1. ## Independence rules

Hello,

It is a simple probability question but as it has been too long since I took a statistics course, I am not able to solve the problem. I will be appreciated if you can give an idea for the problem.

I have a joint probability distribution on the variables x and y given the parameters a and b:

$\displaystyle p(x,y|a,b)$

x and y are assumed to be independent. $\displaystyle p(x|a)$ and $\displaystyle p(y|b)$ are multinomial distributions separately. Therefore, a is defined for x and b is defined for y. Therefore the equation can be written as given below (because of the independence between x and y):

$\displaystyle p(x|a,b) p(y|a,b)$

Is it also possible to derive this equation as given below by discarding b for x, and a for y: ?

$\displaystyle p(x|a) p(y|b)$

Because b does not mean anything for x, and a does not mean anything for x.

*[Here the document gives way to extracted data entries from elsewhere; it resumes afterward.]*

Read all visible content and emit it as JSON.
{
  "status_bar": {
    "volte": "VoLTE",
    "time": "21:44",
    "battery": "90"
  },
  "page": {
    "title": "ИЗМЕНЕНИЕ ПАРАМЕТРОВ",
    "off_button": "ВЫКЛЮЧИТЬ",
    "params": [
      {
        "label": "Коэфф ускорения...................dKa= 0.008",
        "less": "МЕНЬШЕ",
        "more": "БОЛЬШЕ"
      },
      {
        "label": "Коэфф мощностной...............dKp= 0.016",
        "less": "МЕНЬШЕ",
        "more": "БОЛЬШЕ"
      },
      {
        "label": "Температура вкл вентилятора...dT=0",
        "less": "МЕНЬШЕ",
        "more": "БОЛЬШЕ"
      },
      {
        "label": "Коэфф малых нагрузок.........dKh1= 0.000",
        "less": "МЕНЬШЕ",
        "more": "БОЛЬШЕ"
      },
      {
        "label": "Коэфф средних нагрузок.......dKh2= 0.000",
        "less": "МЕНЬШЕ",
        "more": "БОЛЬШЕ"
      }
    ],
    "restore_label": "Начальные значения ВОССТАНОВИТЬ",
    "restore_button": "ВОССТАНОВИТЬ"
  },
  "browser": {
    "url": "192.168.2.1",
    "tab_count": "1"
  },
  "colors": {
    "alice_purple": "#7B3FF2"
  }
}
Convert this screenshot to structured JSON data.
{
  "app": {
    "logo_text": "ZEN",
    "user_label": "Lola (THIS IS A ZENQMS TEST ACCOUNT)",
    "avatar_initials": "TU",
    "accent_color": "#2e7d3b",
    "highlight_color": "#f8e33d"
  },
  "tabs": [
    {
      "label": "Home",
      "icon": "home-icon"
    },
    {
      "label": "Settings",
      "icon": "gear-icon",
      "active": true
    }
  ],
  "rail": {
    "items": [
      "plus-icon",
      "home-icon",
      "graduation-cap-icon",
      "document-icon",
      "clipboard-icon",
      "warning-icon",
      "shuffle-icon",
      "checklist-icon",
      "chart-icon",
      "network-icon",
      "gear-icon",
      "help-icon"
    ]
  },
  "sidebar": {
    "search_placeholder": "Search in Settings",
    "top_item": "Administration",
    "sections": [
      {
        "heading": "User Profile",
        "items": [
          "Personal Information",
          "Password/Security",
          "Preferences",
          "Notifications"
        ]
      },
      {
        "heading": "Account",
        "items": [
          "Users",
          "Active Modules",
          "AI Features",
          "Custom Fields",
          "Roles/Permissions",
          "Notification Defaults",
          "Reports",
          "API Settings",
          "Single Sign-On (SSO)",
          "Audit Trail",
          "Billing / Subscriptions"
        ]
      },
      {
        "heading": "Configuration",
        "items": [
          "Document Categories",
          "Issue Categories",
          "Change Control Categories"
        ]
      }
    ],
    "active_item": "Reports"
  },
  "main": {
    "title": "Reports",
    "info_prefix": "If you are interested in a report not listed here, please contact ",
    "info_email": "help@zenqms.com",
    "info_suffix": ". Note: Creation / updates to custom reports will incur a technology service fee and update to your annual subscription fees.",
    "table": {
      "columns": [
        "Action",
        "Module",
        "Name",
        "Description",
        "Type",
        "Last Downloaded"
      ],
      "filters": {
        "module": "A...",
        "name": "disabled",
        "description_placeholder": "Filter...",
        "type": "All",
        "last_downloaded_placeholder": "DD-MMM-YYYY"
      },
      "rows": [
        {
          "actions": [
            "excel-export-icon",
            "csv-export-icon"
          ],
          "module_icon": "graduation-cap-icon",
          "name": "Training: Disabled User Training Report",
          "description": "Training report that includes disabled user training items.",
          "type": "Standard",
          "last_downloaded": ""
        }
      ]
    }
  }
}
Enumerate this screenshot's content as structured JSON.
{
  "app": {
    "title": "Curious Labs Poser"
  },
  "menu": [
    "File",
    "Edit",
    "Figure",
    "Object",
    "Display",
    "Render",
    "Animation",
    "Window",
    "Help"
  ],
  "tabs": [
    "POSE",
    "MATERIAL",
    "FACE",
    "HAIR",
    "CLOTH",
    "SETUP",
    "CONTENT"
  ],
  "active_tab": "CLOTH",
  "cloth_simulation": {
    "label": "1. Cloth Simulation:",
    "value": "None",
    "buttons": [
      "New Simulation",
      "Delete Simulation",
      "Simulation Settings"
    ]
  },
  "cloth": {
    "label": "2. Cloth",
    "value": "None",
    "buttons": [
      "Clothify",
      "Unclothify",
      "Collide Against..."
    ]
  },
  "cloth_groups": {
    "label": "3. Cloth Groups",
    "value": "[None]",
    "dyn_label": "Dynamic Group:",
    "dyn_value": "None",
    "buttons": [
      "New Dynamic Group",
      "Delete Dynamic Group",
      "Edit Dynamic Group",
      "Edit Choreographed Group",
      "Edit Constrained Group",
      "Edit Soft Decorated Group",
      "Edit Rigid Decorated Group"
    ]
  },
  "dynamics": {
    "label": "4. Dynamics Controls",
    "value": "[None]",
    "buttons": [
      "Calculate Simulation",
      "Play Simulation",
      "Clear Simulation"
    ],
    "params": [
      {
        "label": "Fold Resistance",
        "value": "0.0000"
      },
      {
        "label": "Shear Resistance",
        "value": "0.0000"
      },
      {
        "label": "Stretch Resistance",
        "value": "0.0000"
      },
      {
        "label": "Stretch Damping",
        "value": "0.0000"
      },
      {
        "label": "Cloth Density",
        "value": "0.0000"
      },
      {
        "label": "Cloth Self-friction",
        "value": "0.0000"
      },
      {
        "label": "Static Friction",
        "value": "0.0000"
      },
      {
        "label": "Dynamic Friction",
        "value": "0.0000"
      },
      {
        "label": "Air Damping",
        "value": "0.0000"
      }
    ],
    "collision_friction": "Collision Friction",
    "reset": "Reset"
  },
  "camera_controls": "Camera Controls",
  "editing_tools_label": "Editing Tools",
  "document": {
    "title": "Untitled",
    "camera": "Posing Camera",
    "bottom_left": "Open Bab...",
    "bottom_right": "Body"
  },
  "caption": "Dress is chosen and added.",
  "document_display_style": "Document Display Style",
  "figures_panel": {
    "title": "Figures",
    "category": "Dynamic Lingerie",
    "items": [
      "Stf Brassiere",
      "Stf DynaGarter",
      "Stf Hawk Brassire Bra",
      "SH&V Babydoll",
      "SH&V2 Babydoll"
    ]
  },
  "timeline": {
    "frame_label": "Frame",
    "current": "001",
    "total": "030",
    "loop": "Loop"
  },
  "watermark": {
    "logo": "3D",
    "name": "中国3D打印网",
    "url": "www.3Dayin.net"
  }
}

2. the short answer is yes. Your intuition that irrelevant parameters can be removed is correct.

More formally, for continuous variables (without loss of generality):

$\displaystyle p(x|a) = \int p(x|a,b)p(b) db$

since you have said that p(x|a,b) is does not actually vary with b, it can go outside the integral:

$\displaystyle p(x|a) = p(x|a,b) \int p(b) db$

but the integral of a pdf is always 1:
$\displaystyle p(x|a) = p(x|a,b) \times 1$

$\displaystyle p(x|a) = p(x|a,b)$
which is the result you wanted to show. You can do the same thing for p(y|b,a)

3. Very good proof. Thank you very much!